Return to the Lord your God,
For He is gracious and compassionate,
Slow to anger and abounding in love,
And He relents from sending calamity.
Joel 2.13
Whoever wants to be my disciple must deny themselves and
take up their cross and follow me.
Mark 8.34
To deny ourselves is to behave towards ourselves as Peter did
towards Jesus when he denied him three times. The verb is the same (aparneomai).
He disowned him, repudiated him, turned his back on him.
Self-denial is not denying to ourselves luxuries such as
chocolates, cakes, cigarettes and cocktails (though it may include this), it is
actually denying or disowning ourselves,
renouncing our supposed right to go our own way. To deny oneself is to
turn away from the idolatry of self-centredness. Paul must have been referring
to the same thing when he wrote that those who belong to Christ ‘have crucified
the sinful nature with its passions and desires’ (Gal. 5.24). No picture can be
more graphic than that, an actual taking of the hammer and nails to fasten our
slippery fallen nature to the cross and thus do it to death. The traditional
word for this is ‘mortification‘, it is the sustained determination by the
power of the Holy Spirit to ‘put to death the misdeeds of the body’, so that
through this death we may live in fellowship with God.
Our ‘self’ is a complex entity of good and evil, glory and
shame, which on that account requires that we develop even more subtle
attitudes to ourselves.
What we are (our self or personal identity) is partly the
result of the creation (the image of God), and partly the result of the Fall (the
image defaced). The self we are to deny, disown and crucify is our fallen self,
everything with us that is incompatible with Jesus Christ (hence his commands ‘let
him deny himself’ and then ‘let him follow me’). The self we are to affirm and value
is our created self, everything within us that is compatible with Jesus Christ
(hence his statement that if we lose ourselves by self-denial, we shall find
ourselves). True self-denial (the denial of our false, fallen self) is not the
road to self-destruction, but the road to self-discovery.

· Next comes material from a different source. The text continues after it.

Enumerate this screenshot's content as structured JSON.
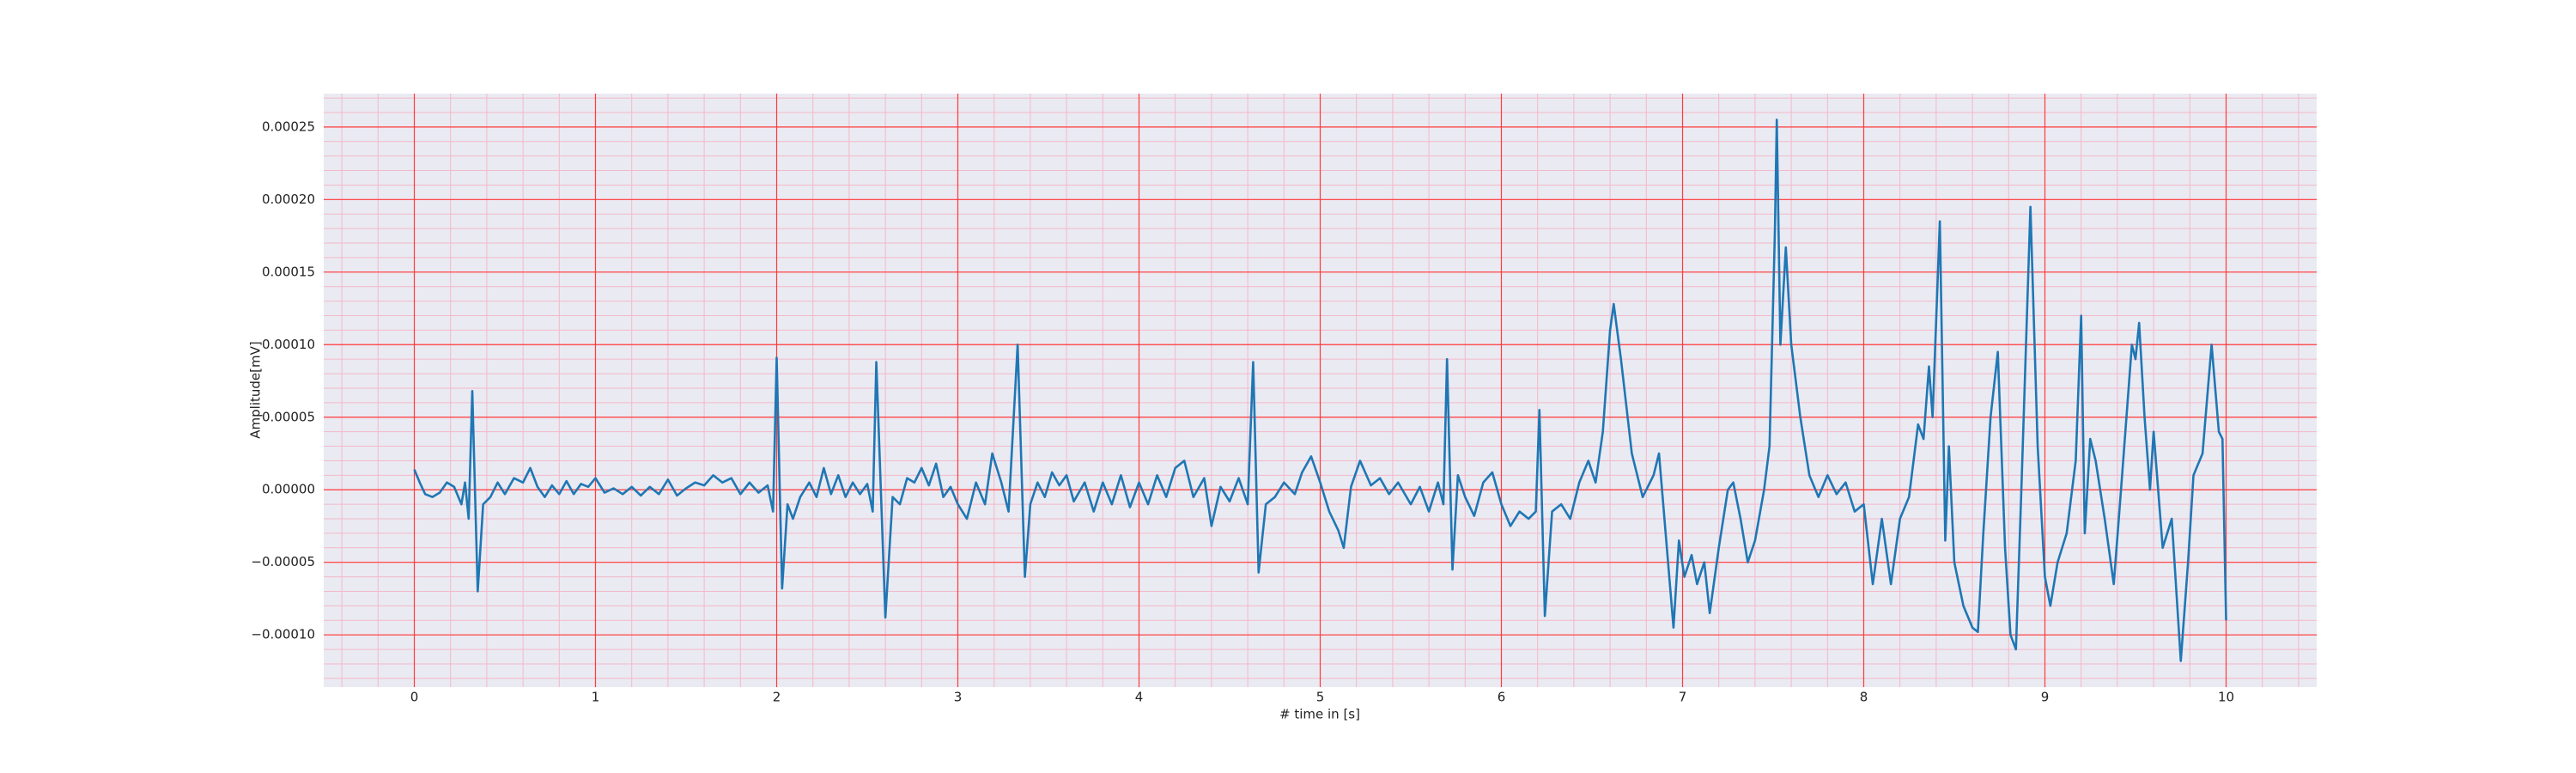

So then, whatever we are by creation we must affirm, our
rationality, our sense of moral obligation, our sexuality (whether masculinity
or femininity), our family life, our gifts of aesthetic appreciation and
artistic creativity, our stewardship of the fruitful earth, our hunger for love
and experience of community, our awareness of the transcendent majesty of God,
and our inbuilt urge to fall down and worship him. All this (and more) is part
of our created humanness. True, it has been tainted and twisted by sin. Yet
Christ came to redeem it, not destroy it. So we must gratefully affirm it.
What we are by the Fall, however, we must deny or repudiate,
our irrationality, our moral perversity, our blurring of sexual distinctives and
lack of sexual self-control, the selfishness which spoils our family life, our
fascination with the ugly, our lazy refusal to develop God’s gifts, our
pollution and spoilation of the environment, the anti-social tendencies which inhibit
true community, our proud autonomy, and our idolatrous refusal to worship the
living and true God. All this (and more) is part of our fallen humanness.
Christ came not to redeem this, but to destroy it. So we must strenuously deny
or repudiate it.
We must be true to our true self and false to our false
self. We must be fearless in affirming all that we are by creation, redemption and
calling, and ruthless in disowning all that we are by the Fall.
Moreover, the cross of Christ teaches us both attitudes. On the
one hand, the cross is the God-given measure of the value of our true self, since
Christ loved us and died for us. On the other hand, it is the God-given model for
the denial of our false self, since we are to nail it to the cross and so put it
to death. Or, more simply, standing before the cross, we see simultaneously our
worth and our unworthiness, since we perceive the greatness of his love in dying,
and the greatness of our sin in causing him to die.
From The Cross of Christ, pages 323 -330.